1. In a process for producing electromagnetic silicon steel having a cube-on-edge orientation, a permeability of at least 1900 (G/O.sub.e) at 10 oersteds and a core loss of no more than 0.700 watts per pound at 17 kilogauss, which includes the steps of: preparing a melt of silicon steel consisting essentially of, by weight, from 0.02 to 0.06% carbon, from 0.015 to 0.15% manganese, from 0.01 to 0.05% of material from the group consisting of sulfur and selenium, from 0.0006 to 0.0080% boron, up to 0.0100% nitrogen, up to 1.0% copper, no more than 0.008% aluminum, from 2.5 to 4.0% silicon, balance iron; casting said steel; hot rolling said steel; cold rolling said steel; decarburizing said steel; applying a refractory oxide base coating to said steel; and final texture annealing said steel; the improvement comprising the steps of coating the surface of said steel with a refractory oxide base coating consisting essentially of:

(a) 100 parts, by weight, of at least one substance from the group consisting of oxides, hydroxides, carbonates and boron compounds of magnesium, calcium, aluminum and titanium;

(b) up to 100 parts, by weight, of other substances from the group consisting of boron and compounds thereof, said coating containing at least 0.5%, by weight, of boron;

(c) from 0.5 to 40 parts, by weight, of SiO.sub.2 added as colloidal silica;

(d) up to 20 parts, by weight, of inhibiting substances; and

(e) up to 10 parts, by weight of fluxing agents;

and final texture annealing said steel with said coating thereon; said steel's magnetic properties being in part, attributable to the inclusion of boron and SiO.sub.2 in the base coating.

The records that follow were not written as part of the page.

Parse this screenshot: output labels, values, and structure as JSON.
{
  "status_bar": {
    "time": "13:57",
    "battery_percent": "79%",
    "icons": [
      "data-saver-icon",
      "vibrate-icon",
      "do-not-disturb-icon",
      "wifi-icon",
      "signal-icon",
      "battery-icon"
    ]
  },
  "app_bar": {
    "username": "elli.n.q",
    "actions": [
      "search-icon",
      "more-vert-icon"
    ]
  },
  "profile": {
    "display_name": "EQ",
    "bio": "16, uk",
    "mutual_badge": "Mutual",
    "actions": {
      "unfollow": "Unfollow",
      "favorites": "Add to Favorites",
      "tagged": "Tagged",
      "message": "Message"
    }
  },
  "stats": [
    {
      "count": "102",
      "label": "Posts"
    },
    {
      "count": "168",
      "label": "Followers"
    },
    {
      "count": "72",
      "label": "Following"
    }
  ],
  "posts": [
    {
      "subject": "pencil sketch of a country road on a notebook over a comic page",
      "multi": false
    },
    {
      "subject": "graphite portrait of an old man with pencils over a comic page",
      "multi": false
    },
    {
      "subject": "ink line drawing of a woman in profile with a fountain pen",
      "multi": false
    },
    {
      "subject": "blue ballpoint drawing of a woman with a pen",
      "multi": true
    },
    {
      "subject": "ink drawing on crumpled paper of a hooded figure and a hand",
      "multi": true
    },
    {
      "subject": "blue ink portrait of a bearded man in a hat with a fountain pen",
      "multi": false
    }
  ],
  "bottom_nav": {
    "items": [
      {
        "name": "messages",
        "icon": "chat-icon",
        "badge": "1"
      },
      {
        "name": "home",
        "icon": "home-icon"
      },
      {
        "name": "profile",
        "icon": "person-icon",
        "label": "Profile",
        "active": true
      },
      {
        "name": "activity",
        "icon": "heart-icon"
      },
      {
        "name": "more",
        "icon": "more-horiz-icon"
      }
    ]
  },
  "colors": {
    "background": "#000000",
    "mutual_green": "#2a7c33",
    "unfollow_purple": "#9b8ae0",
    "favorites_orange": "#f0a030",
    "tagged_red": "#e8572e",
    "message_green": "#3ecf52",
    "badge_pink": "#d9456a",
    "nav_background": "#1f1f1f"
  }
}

2. The process according to claim 1, wherein said melt has at least 0.0008% boron.

3. The improvement according to claim 2, wherein said coating has at least 3 parts, by weight, of SiO.sub.2.

4. The process according to claim 2, wherein said inhibiting substances are from the group consisting of sulfur, sulfur compounds, nitrogen compounds, selenium and selenium compounds.

5. The process according to claim 2, wherein said hot rolled steel has a thickness of from 0.050 to about 0.120 inch and wherein said hot rolled steel is cold rolled to a thickness of no more than 0.020 inch without an intermediate anneal between cold rolling passes.

6. A cube-on-edge oriented silicon steel having a permeability of at least 1900 (G/O.sub.e) at 10 oersteds and a core loss of no more than 0.700 watts per pound at 17 kilogauss, and made in accordance with the process of claim 2.